The plot of the film has something to do with a weird clinic in 1983 where a strange man runs strange tests on young woman. What exactly is going on is never fully explained but it has something to do with an experiment years before, about the time the young lady was born. There are theses weird guys in suits, and straitjackets and psychic powers...
...and other than that you're on you're own.
On a certain level I like the film. I liked the throw back nature of it. I loved the look of the film (the color scheme is amazing and some of the images are haunting)and the retro electronic score. I liked the enigma and the references (Phantasm, Soylent Green, The Final Programme, 2001 and others). I also liked thaat we aren't told anything and that we have to piece most of it together.
What I don't like is the glacial pace, which makes this a long 110 minutes, Nor do I like the finale which turns the film from head trip to slasher film to the wrong sort of joke in the course of about five minutes. Seriously the next to last bit just wrecked the film.
Then again, if you can forgive the out of left field, "oh crap we're out of time so lets sum this up" ending (which is hard since it's kind of a cop out), I'll recommended for the patient and adventurous film goer. If you want form over substance and can allow yourself to get lost in the trippy sound and image you'll probably think it was worth a go...then again there were several walk outs.

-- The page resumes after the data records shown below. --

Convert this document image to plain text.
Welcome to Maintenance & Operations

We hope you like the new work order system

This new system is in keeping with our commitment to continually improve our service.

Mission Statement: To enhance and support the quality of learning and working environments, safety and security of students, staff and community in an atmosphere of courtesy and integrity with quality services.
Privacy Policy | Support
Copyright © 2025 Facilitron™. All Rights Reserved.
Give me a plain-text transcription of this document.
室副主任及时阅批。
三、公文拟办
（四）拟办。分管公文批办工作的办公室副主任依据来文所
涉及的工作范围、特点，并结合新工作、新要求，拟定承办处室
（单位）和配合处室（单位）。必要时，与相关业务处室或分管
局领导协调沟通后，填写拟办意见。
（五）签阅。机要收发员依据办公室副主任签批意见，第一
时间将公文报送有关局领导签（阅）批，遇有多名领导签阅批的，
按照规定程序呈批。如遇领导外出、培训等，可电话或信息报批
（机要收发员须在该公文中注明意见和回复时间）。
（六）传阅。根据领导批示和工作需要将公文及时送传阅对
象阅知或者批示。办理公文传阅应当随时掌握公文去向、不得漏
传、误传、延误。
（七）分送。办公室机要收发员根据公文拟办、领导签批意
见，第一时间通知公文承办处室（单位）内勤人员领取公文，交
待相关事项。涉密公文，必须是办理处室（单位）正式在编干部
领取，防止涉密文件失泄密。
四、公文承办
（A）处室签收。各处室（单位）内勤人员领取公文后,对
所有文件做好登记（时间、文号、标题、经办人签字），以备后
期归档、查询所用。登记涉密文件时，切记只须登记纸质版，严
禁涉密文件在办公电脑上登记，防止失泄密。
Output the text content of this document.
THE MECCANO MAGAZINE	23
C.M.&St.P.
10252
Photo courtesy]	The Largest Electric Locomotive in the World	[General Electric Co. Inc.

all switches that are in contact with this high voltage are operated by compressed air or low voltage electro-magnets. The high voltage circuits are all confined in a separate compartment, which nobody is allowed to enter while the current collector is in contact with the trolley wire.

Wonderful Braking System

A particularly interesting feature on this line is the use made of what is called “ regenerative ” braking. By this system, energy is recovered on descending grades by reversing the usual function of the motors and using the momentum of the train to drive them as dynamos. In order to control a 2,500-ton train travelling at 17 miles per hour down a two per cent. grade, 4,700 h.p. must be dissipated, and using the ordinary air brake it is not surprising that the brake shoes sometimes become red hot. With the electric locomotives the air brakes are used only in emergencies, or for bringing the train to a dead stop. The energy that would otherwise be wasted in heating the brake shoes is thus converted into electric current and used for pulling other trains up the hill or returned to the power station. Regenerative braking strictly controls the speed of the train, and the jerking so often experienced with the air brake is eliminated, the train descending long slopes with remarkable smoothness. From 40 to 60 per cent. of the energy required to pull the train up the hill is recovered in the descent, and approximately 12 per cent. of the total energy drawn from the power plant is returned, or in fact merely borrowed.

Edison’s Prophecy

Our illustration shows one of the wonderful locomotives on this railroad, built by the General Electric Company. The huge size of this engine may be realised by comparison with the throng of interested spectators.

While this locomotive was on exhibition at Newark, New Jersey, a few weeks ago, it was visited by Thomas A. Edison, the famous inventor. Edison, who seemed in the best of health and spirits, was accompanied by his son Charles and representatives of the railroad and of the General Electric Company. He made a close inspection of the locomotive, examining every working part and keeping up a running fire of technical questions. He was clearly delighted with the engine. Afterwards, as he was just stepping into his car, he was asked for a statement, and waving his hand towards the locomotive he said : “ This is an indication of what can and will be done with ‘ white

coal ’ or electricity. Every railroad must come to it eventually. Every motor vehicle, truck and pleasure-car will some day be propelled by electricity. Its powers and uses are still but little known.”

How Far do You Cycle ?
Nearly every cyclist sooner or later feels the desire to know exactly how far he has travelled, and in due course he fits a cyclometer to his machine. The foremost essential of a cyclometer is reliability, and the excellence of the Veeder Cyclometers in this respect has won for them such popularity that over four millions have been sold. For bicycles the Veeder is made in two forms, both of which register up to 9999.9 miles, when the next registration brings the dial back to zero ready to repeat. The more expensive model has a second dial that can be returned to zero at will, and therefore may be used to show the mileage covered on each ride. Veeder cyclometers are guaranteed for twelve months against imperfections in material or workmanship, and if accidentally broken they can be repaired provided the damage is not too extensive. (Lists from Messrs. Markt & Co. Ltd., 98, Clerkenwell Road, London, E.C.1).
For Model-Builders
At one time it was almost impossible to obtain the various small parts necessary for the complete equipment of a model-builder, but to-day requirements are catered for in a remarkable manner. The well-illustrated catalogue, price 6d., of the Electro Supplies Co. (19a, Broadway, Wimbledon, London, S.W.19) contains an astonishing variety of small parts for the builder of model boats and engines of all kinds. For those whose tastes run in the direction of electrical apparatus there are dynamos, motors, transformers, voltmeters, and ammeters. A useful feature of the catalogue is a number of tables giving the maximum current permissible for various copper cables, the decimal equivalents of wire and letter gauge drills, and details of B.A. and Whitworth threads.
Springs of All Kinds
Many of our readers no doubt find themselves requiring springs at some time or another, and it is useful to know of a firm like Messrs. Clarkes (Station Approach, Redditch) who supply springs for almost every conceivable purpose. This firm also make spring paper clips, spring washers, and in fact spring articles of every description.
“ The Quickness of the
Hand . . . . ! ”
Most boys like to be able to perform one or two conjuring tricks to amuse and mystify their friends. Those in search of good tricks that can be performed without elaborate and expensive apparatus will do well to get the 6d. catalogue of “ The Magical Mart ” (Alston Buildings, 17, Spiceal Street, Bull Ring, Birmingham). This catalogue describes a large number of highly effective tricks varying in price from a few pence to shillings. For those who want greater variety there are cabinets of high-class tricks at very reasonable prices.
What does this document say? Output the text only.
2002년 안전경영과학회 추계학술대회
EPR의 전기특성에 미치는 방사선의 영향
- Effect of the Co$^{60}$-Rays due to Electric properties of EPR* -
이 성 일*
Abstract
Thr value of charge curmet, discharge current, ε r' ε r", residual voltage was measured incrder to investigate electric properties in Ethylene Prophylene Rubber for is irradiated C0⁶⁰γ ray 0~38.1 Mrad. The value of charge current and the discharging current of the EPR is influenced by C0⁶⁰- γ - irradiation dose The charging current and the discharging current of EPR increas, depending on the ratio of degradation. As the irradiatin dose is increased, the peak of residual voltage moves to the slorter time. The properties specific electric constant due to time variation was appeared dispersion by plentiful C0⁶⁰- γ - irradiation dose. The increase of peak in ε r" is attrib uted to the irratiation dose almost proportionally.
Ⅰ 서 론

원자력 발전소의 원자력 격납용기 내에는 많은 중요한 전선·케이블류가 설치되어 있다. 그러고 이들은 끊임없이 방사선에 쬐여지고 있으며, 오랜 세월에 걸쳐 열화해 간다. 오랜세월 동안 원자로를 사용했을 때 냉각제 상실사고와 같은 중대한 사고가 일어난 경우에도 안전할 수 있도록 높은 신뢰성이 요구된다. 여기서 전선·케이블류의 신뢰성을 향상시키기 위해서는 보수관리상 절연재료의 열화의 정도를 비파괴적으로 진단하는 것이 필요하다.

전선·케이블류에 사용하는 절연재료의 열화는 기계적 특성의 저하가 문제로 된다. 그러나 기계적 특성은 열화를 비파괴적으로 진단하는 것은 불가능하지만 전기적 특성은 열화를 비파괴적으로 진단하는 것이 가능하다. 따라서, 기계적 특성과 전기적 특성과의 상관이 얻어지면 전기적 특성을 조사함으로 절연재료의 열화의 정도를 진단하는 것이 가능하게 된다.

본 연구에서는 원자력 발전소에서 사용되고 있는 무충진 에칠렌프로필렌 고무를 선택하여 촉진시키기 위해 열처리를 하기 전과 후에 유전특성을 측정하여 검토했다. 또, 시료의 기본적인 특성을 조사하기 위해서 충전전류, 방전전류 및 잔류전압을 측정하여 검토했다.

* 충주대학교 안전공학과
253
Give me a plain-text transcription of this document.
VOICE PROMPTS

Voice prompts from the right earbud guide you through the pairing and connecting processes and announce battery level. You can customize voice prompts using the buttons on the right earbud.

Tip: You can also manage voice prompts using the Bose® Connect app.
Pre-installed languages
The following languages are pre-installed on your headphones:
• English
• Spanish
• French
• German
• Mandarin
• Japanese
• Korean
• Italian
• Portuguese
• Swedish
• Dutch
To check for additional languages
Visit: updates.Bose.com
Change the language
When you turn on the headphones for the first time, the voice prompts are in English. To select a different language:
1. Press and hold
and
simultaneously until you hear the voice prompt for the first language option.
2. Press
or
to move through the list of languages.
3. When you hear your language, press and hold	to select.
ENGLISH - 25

(I'll stand by that review even though I know brick bats are heading for the film simply because why I kind of liked it is because I have a semi-working knowledge of the films it's aping and borrowing from- which I know will make it tough for the average person- who probably should stay away. I suspect I may have to write up a fuller more detailed review down the road).
When Black Rainbow was done it was a mad dash to the bottom of the escalator for some, about half, of Jesus Henry Christ. (I had to leave because I had to get home for Easter dinner with the family and stayed only long enough that I wouldn't miss the last possible train to get home on time.)
The film starts Toni Collette as a single mom with a genius son. He's way a ahead of everyone even to the point he gets thrown out of Catholic School for posting a piece on the school doors about truth and the lack of God.
What I saw was amusing. Its an off kilter comedy about family and truth and other things. I won't go into anything more than that (Hey I only saw half) other than based on the half I saw I want to see what happens next and I regret having to leave (and considering some of the other films at Tribeca is saying a great deal).
That's it for now.
I'm heading off to rest. I've got seven films planned for tomorrow plus a possible stop in on the Grave Encounters Press Day...so look for a post about tomorrows films very late tomorrow night or more likely early Tuesday.
(Oh and before I go,I want to say that apparently I'm in a minority in not liking The Journals of Musan. I mention this simply because people who's opinions I respect think I may have gotten it wrong, so somewhere down the line I'm going to give it another go.)